È attesa per giugno la prossima udienza del procedimento per maltrattamento e uccisione di animali legato agli abbattimenti eseguiti nel 2022 in un allevamento di Lavezzola, nel Ravennate, durante un focolaio di influenza aviaria. Dieci persone sono imputate, tra questa due veterinarie dell’AUSL della Romagna, l’amministratore unico dell’azienda e sette operatori della cooperativa incaricata di eseguire gli abbattimenti.
La vicenda ebbe inizio nell’aprile 2022, quando l’Unità Operativa Igiene delle Produzioni Zootecniche di Ravenna dispose la soppressione dell’intero patrimonio avicolo dell’azienda agricola, in seguito alla conferma di un focolaio di influenza aviaria ad alta patogenicità. A essere eliminati, nell’arco di una sola giornata, furono anatre, polli, pavoni, fagiani, oche ed esemplari di specie pregiate, alcune delle quali tutelate dalla Convenzione CITES sul commercio internazionale di specie a rischio di estinzione.

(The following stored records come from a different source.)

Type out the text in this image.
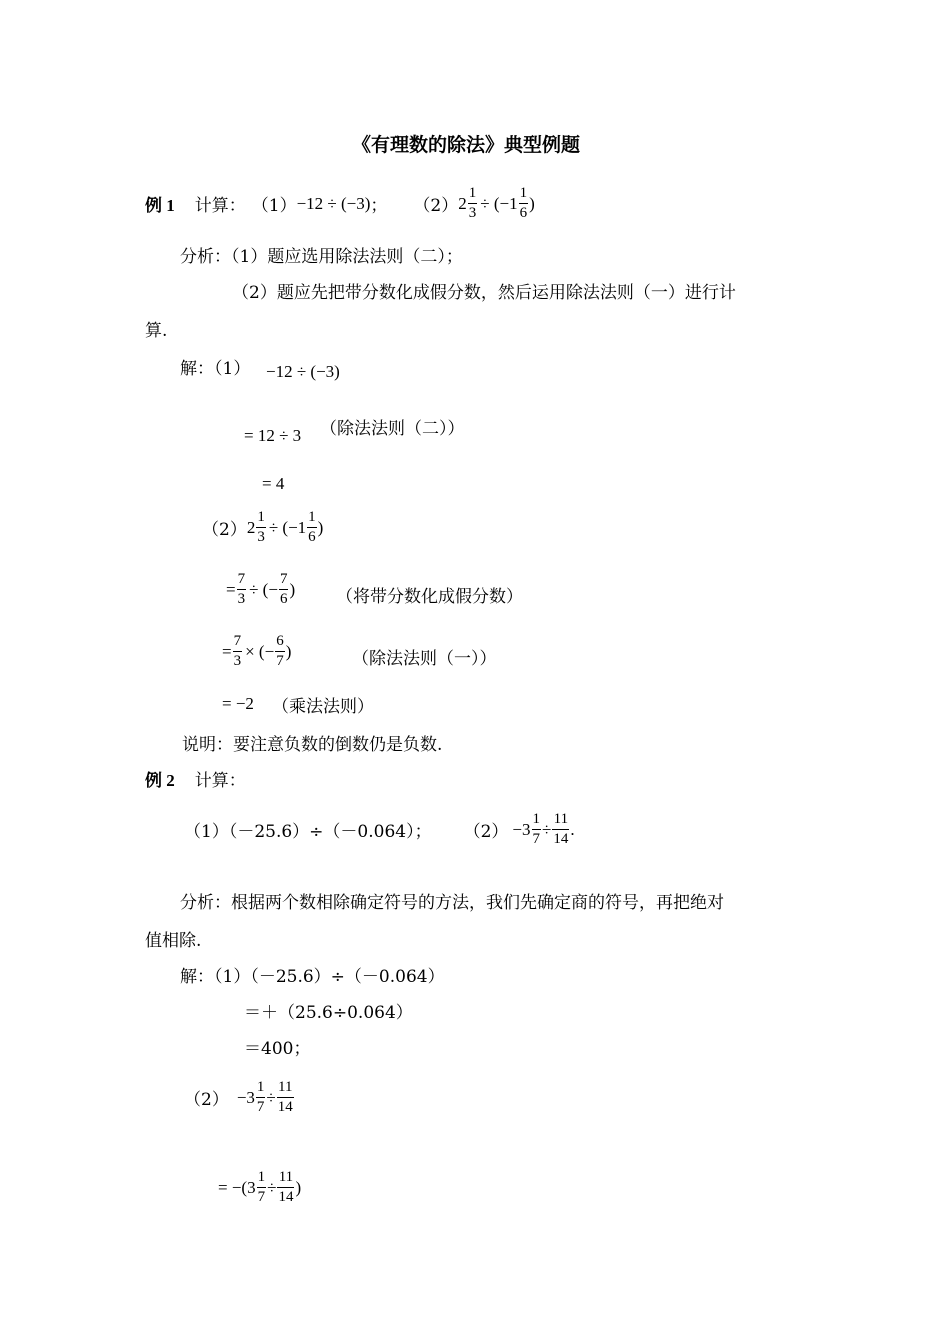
《有理数的除法》典型例题
例 1 计算： （1） −12 ÷ (−3) ； （2） $2 \frac{1}{3} \div (-1 \frac{1}{6}$ )
分析：（1）题应选用除法法则（二）；
（2）题应先把带分数化成假分数，然后运用除法法则（一）进行计
算.
解：（1） −12 ÷ (−3)
= 12 ÷ 3 （除法法则（二））
= 4
（2） $2 \frac{1}{3} \div (-1 \frac{1}{6}$ )
= $\frac{7}{3}$ ÷ (− $\frac{7}{6}$ ) （将带分数化成假分数）
= $\frac{7}{3}$ × (− $\frac{6}{7}$ )	（除法法则（一））
= −2 （乘法法则）
说明：要注意负数的倒数仍是负数.
例 2 计算：
（1）（－25.6）÷（－0.064）； $(2) -3 \frac{1}{7} \div \frac{11}{14}$ .
分析：根据两个数相除确定符号的方法，我们先确定商的符号，再把绝对
值相除.
解：（1）（－25.6）÷（－0.064）
＝＋（25.6÷0.064）
＝400；
$(2) -3 \frac{1}{7} \div \frac{11}{14}$
= $-(3 \frac{1}{7} \div \frac{11}{14}$ )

Le contestazioni mosse dall’accusa non riguardano soltanto il numero degli animali abbattuti, ma soprattutto le modalità con cui le operazioni furono condotte. Secondo quanto ricostruito nel corso delle indagini, gli operatori avrebbero catturato più esemplari contemporaneamente servendosi di un retino, costringendoli a posture innaturali e dolorose mentre si accalcavano nel tentativo di fuggire. Le gabbie di contenimento risulterebbero state posizionate in modo tale da ridurre ulteriormente lo spazio vitale disponibile per i volatili.

Il momento più grave, stando all’accusa, sarebbe stato quello finale: il gas asfissiante sarebbe stato immesso dall’alto delle gabbie anziché dal basso, in contrasto con quanto stabilito dalle linee guida ufficiali. Questa inversione procedurale avrebbe prolungato l’agonia degli animali, rimasti coscienti più a lungo del necessario prima di perdere i sensi definitivamente.

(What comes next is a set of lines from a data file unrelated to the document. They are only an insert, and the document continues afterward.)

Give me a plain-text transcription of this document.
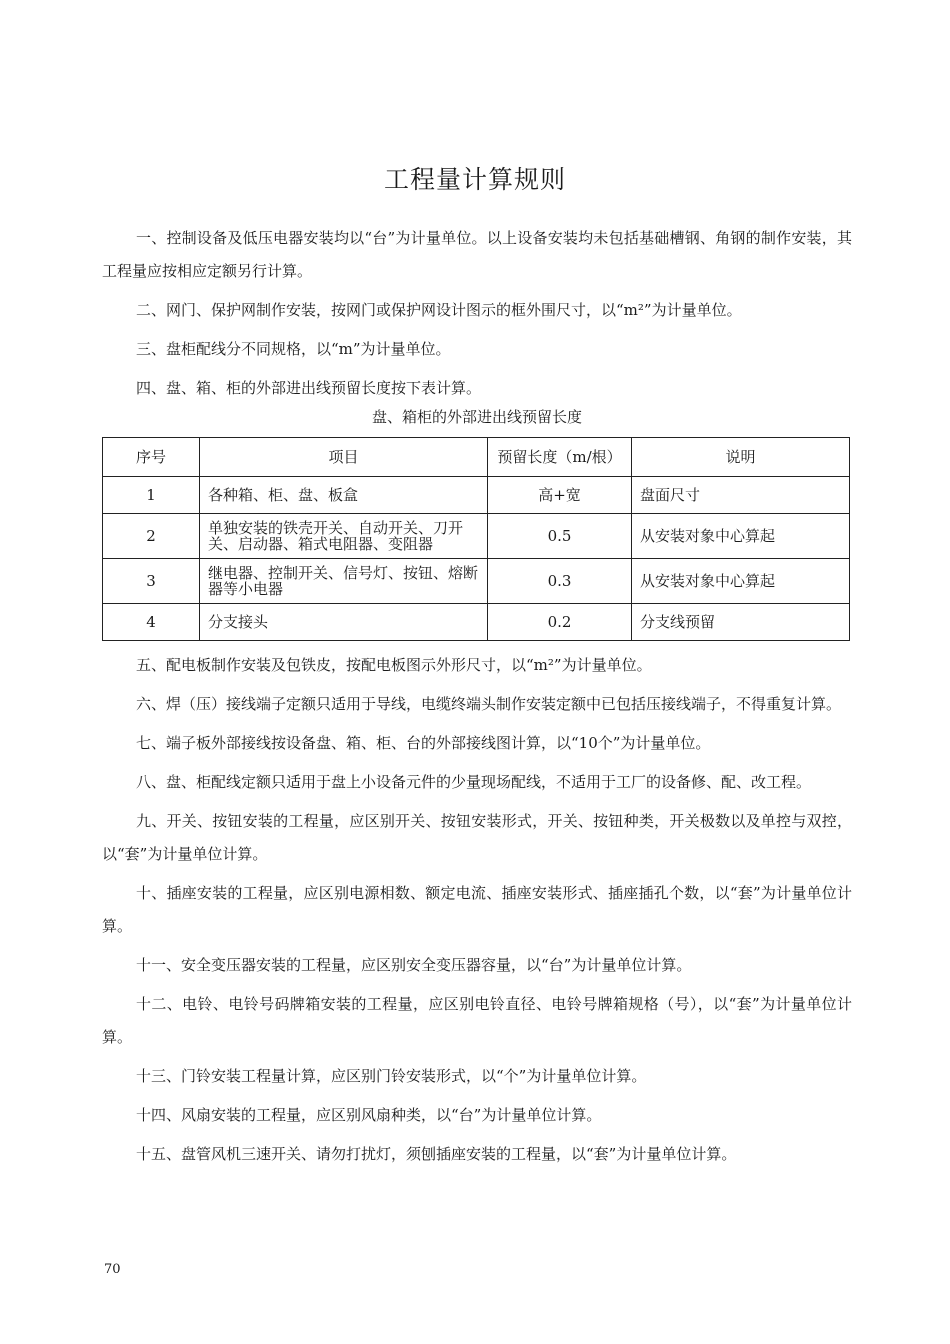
工程量计算规则

一、控制设备及低压电器安装均以“台”为计量单位。以上设备安装均未包括基础槽钢、角钢的制作安装，其工程量应按相应定额另行计算。

二、网门、保护网制作安装，按网门或保护网设计图示的框外围尺寸，以“m²”为计量单位。

三、盘柜配线分不同规格，以“m”为计量单位。

四、盘、箱、柜的外部进出线预留长度按下表计算。

盘、箱柜的外部进出线预留长度
序号	项目	预留长度（m/根）	说明
1	各种箱、柜、盘、板盒	高+宽	盘面尺寸
2	单独安装的铁壳开关、自动开关、刀开关、启动器、箱式电阻器、变阻器	0.5	从安装对象中心算起
3	继电器、控制开关、信号灯、按钮、熔断器等小电器	0.3	从安装对象中心算起
4	分支接头	0.2	分支线预留

五、配电板制作安装及包铁皮，按配电板图示外形尺寸，以“m²”为计量单位。

六、焊（压）接线端子定额只适用于导线，电缆终端头制作安装定额中已包括压接线端子，不得重复计算。

七、端子板外部接线按设备盘、箱、柜、台的外部接线图计算，以“10个”为计量单位。

八、盘、柜配线定额只适用于盘上小设备元件的少量现场配线，不适用于工厂的设备修、配、改工程。

九、开关、按钮安装的工程量，应区别开关、按钮安装形式，开关、按钮种类，开关极数以及单控与双控，以“套”为计量单位计算。

十、插座安装的工程量，应区别电源相数、额定电流、插座安装形式、插座插孔个数，以“套”为计量单位计算。

十一、安全变压器安装的工程量，应区别安全变压器容量，以“台”为计量单位计算。

十二、电铃、电铃号码牌箱安装的工程量，应区别电铃直径、电铃号牌箱规格（号），以“套”为计量单位计算。

十三、门铃安装工程量计算，应区别门铃安装形式，以“个”为计量单位计算。

十四、风扇安装的工程量，应区别风扇种类，以“台”为计量单位计算。

十五、盘管风机三速开关、请勿打扰灯，须刨插座安装的工程量，以“套”为计量单位计算。

70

A rendere il caso ulteriormente controverso vi è la tesi secondo cui una parte degli animali soppressi non avrebbe contratto il virus o non avrebbe presentato sintomi al momento dell’abbattimento. Le due veterinarie imputate, cui spettava la direzione e il controllo dell’intera operazione, avrebbero consentito l’uccisione anche di questi soggetti senza adottare le verifiche necessarie né correggere le pratiche scorrette degli operatori.
Nel procedimento si sono costituite parte civile diverse realtà del mondo animalista: l’OIPA (Organizzazione Internazionale Protezione Animali), la LAV (Lega Anti Vivisezione), e Animal Liberation. Tutte sono concordi nel chiedere giustizia per gli animali coinvolti, a loro parere uccisi con modalità brutali, senza alcuna necessità e senza alcuna tutela da parte di chi avrebbe dovuto garantirla per legge ed etica. Anche i titolari dell’azienda intendono costituirsi parte civile e valutano di citare l’AUSL come responsabile civile per presunte negligenze nelle procedure seguite.
Il procedimento, ora, potrebbe stimolare il dibattito sulle modalità di gestione degli abbattimenti sanitari negli allevamenti durante le emergenze epidemiche, soprattutto per quanto riguarda il rispetto delle norme sul benessere animale.